Life insurance is a backstop for the income you generate as a salaried employee during your younger years. It provides a safety net for your family in the tragic event of your death at this untimely age. The sad truth is that families fall victim to medical emergencies, car accidents, and a wide variety of other circumstances that leave a family down a parent due to a tragic event. However, the bills related to child care, including food, housing, school, and clothing (not to mention entertainment!), continue to come in no matter what happens to your family. The USDA estimates that a single child costs a family over $233,000 from birth to seventeen – and this is excluding the expenses relating to a college education that naturally comes next for millions of young Americans.
On top of these expansive costs, repayment on your mortgage loan continues to eat away at your family’s cash flow after the loss of half the home’s income. A hard money lender in Oregon is a great way to finance your mortgage – or refinance in the event of a downturn in the market and the loss of an income stream – but these bills continue to come due, no matter what hardship your family has suffered. Lenders need to be paid regardless of an illness or the time of year. Non-payment is a fast track to a battered credit score and the inability to capitalize on any future financial plan you may have for your personal finances and family.

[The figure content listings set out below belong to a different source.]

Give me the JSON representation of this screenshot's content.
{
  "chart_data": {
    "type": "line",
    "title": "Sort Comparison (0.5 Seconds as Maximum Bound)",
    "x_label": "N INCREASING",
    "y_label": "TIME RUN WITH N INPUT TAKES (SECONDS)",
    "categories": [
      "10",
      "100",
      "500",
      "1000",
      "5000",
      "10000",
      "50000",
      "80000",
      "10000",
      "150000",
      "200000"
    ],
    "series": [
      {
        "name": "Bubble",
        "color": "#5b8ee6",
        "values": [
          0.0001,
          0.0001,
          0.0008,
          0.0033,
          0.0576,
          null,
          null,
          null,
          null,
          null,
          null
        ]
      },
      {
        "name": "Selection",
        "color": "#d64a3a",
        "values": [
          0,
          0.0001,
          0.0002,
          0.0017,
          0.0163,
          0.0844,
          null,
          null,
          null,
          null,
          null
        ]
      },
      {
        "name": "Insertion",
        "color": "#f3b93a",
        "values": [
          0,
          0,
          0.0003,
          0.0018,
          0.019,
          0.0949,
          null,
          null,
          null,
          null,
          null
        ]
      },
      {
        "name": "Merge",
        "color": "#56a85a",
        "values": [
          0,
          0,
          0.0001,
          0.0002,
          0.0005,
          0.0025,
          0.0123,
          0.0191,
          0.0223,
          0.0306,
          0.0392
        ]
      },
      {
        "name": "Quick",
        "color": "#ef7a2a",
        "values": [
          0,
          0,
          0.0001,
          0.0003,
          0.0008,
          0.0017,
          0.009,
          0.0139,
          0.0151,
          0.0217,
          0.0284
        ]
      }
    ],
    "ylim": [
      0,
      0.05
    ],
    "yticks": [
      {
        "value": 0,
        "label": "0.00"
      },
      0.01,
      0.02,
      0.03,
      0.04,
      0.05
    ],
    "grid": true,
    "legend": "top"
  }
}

Similarly, an elderly homeowner that still owes on their mortgage loan might consider a life insurance policy to cover the remaining debt on the mortgage or any additional medical bills or credit card debt that remains in their name. Adding this security is a great way to hedge against these bills that will come due, eating away at the estate that you are hoping to leave to your heirs or other beneficiaries.
Consider a viatical settlement.
A viatical settlement is the best way to cash in on this insurance coverage if you find yourself no longer needing added protection. For seniors, this might come once you’ve paid down the final installment on your home loan and own the property free and clear. Utilizing an American Life Fund viatical settlement is a great way to extract the cash you’ve paid into this account for all these years and spend it on something that makes you happy.

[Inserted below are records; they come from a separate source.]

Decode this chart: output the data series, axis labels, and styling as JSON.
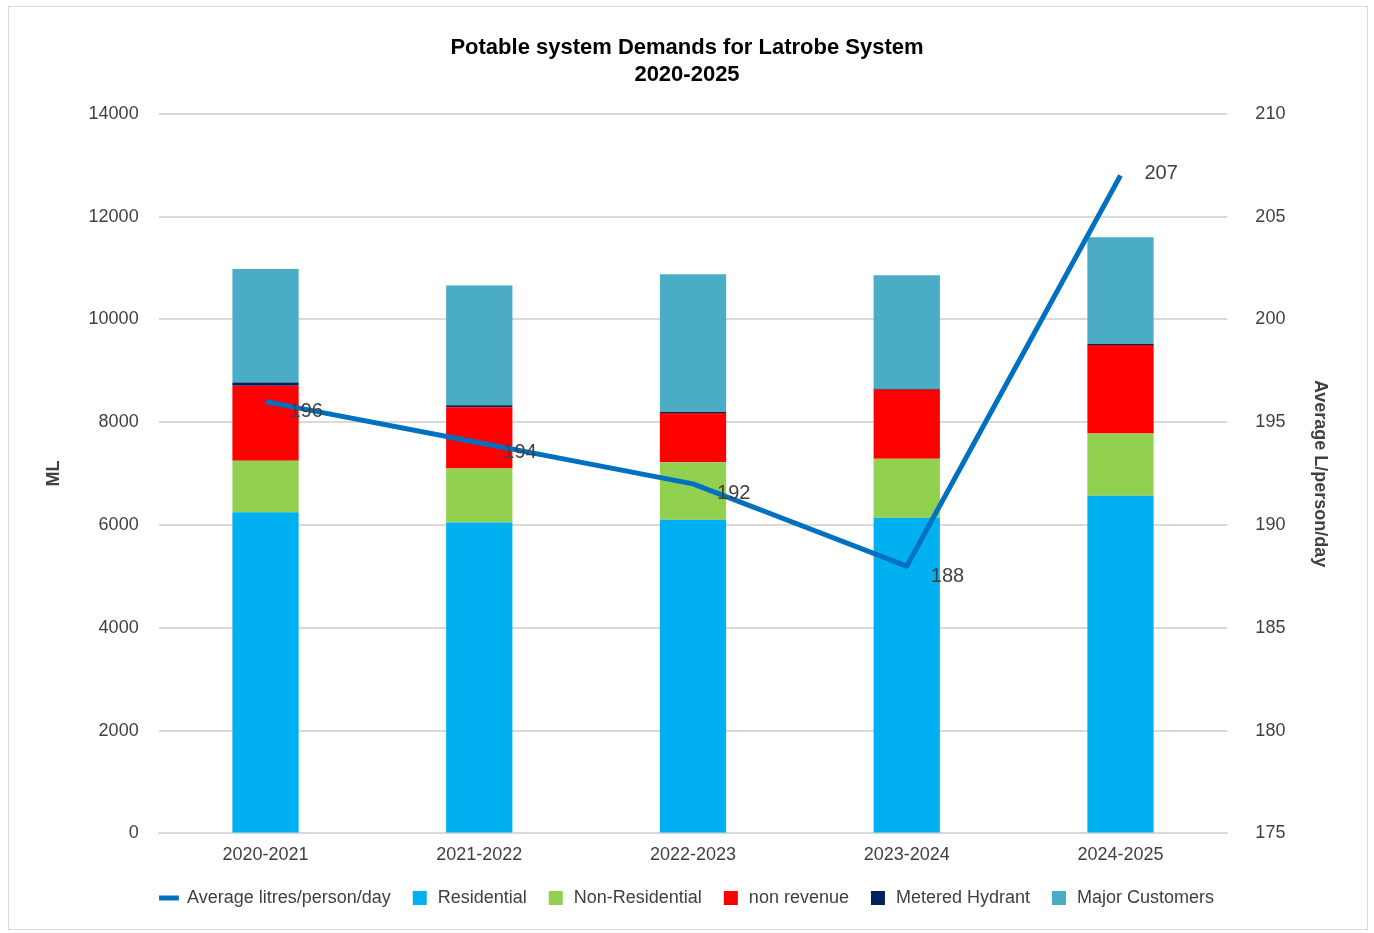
{
  "chart_data": {
    "type": "bar",
    "title": "Potable system Demands for Latrobe System\n2020-2025",
    "ylabel": "ML",
    "y2label": "Average L/person/day",
    "categories": [
      "2020-2021",
      "2021-2022",
      "2022-2023",
      "2023-2024",
      "2024-2025"
    ],
    "stacked": true,
    "series": [
      {
        "name": "Residential",
        "color": "#00b0f0",
        "values": [
          6250,
          6050,
          6100,
          6140,
          6570
        ]
      },
      {
        "name": "Non-Residential",
        "color": "#92d050",
        "values": [
          1000,
          1050,
          1120,
          1150,
          1210
        ]
      },
      {
        "name": "non revenue",
        "color": "#ff0000",
        "values": [
          1460,
          1190,
          960,
          1340,
          1720
        ]
      },
      {
        "name": "Metered Hydrant",
        "color": "#002060",
        "values": [
          60,
          40,
          20,
          20,
          20
        ]
      },
      {
        "name": "Major Customers",
        "color": "#4bacc6",
        "values": [
          2210,
          2330,
          2680,
          2210,
          2080
        ]
      },
      {
        "name": "Average litres/person/day",
        "type": "line",
        "axis": "y2",
        "color": "#0070c0",
        "values": [
          196,
          194,
          192,
          188,
          207
        ],
        "value_labels": [
          "196",
          "194",
          "192",
          "188",
          "207"
        ]
      }
    ],
    "ylim": [
      0,
      14000
    ],
    "yticks": [
      0,
      2000,
      4000,
      6000,
      8000,
      10000,
      12000,
      14000
    ],
    "y2lim": [
      175,
      210
    ],
    "y2ticks": [
      175,
      180,
      185,
      190,
      195,
      200,
      205,
      210
    ],
    "grid": "y",
    "legend": "bottom",
    "marker": "none"
  }
}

This might be the right time for a home makeover: By tapping into the capital of your saved-up security, you can fund a home renovation that will improve your quality of life and even raise the value of your home in the process. A viatical settlement is simply selling your life insurance policy’s death benefit for a lump sum payout that can be utilized in any way you see fit. Once your need for this hedge is gone taking advantage of the death benefit while still living is the best way to find a new lease on life.
Kick back and enjoy life with the help of a viatical settlement once your life insurance stops being relevant to your life or future security.